I’m not alone among DV students in having moved to a new place in my school years. Many have moved to another country or continent, an experience I don’t share. However, I’ve lived in three different states and six different houses; in total, that’s six first days of school where I knew almost nobody.
It wasn’t fun. Yet, in the long run, these stressful and trying situations were… good for me?
Starting over in a new location for a young person is easier with intrapersonal strength, defined generally as skills for adaptability and self-development. According to a study in the Australian Journal of Education, this factor leads us to adjust faster to our new communities with fewer adverse effects. But it could be self-reinforcing, too.
It’s hard to feel like you have to rebuild your entire life. Yet, not to be a downer, but that’s probably going to happen again. “Resilience” is a psychological buzzword, but one that applies in this instance. Weathering storms means you’re ready to weather more; while that idea may be gloomy to some people, I find it reassuring.
That’s not all, though. In our decade, especially post-COVID, the world’s digital ties are stronger than ever before. It’s possible to keep in touch with your friends and family from where you used to live. Though these can’t replace in-person interactions, you can still build positive experiences. Some of the most enjoyable calls in my life have been with my middle school friend– they still live on the East Coast, but we chat constantly! Uniquely, you can have a friend group that spans the continent or the entire globe. That’s something worth bragging about.

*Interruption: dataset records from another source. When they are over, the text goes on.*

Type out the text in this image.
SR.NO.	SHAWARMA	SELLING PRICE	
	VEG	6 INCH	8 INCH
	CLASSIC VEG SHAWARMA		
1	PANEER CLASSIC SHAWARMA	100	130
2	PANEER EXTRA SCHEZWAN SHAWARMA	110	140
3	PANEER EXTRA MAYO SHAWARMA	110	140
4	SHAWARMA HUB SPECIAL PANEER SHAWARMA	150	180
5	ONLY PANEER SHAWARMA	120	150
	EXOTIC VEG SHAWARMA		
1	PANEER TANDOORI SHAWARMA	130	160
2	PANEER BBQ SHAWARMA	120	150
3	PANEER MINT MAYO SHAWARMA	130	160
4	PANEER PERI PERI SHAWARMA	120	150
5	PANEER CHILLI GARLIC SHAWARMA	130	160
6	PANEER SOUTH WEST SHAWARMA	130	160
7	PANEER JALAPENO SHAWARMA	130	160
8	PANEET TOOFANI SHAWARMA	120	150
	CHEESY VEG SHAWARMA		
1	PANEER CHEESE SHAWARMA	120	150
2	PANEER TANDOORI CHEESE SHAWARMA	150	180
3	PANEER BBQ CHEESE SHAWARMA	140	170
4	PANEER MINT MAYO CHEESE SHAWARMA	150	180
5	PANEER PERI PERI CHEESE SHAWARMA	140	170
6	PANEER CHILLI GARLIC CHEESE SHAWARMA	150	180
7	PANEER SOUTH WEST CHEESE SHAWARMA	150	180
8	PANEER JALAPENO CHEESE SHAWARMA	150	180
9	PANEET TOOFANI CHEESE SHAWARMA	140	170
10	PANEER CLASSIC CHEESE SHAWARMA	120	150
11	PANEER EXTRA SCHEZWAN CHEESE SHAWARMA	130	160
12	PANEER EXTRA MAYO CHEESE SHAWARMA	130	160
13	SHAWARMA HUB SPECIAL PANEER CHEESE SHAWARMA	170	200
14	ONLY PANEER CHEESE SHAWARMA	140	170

Trying to find new friends and rebuild a community around yourself can seem like a lot, so it helps to have a starting point. Look into local clubs and meetups for your hobbies (bonus: easy icebreaker questions!). If breaking into an existing friend group seems too intimidating, build your own. Plenty of very cool people will be new like you and looking for someone to hang out with. The opportunity to start over means your relationships won’t grow stagnant, something a lot of people would be jealous to experience!
A number of studies associate moving, frequently or ever, with adverse childhood development and mental health struggles. These studies tend to focus on specific age groups, though, which rarely include adolescents. A 15-year-old will adapt better than an 8-year-old. The research also generalizes moving for any cause, such as children who lost a parent or became homeless, rarer circumstances than, say, moving for a parent’s new job. Not everyone who moves will suffer deeply, in fact, most will be fine.
Being able to relocate and start anew are good skills for the future as well. One in five students goes out of state for university, and 75% overall no longer live at home with their parents. If you already have experience meeting new people in a new place, you’ll have a leg up. I, for one, am less nervous about college in a few years, knowing that I will be able to make friends and acquaintances quickly. After all, I’ve done it before!
Students who don’t plan on attending college will still wind up leaving home sometime in their lives. The knack for seeking out companions, navigating new locations, and learning the rules and rhythms of your current home comes in handy for any of us.
So, if you’re one of us who had to uproot our lives and sprout new shoots somewhere else, take a moment to reconsider its impact on you. Did this event weaken you? Did it ruin your childhood and social connections? Or does it just prove that you can bloom anywhere?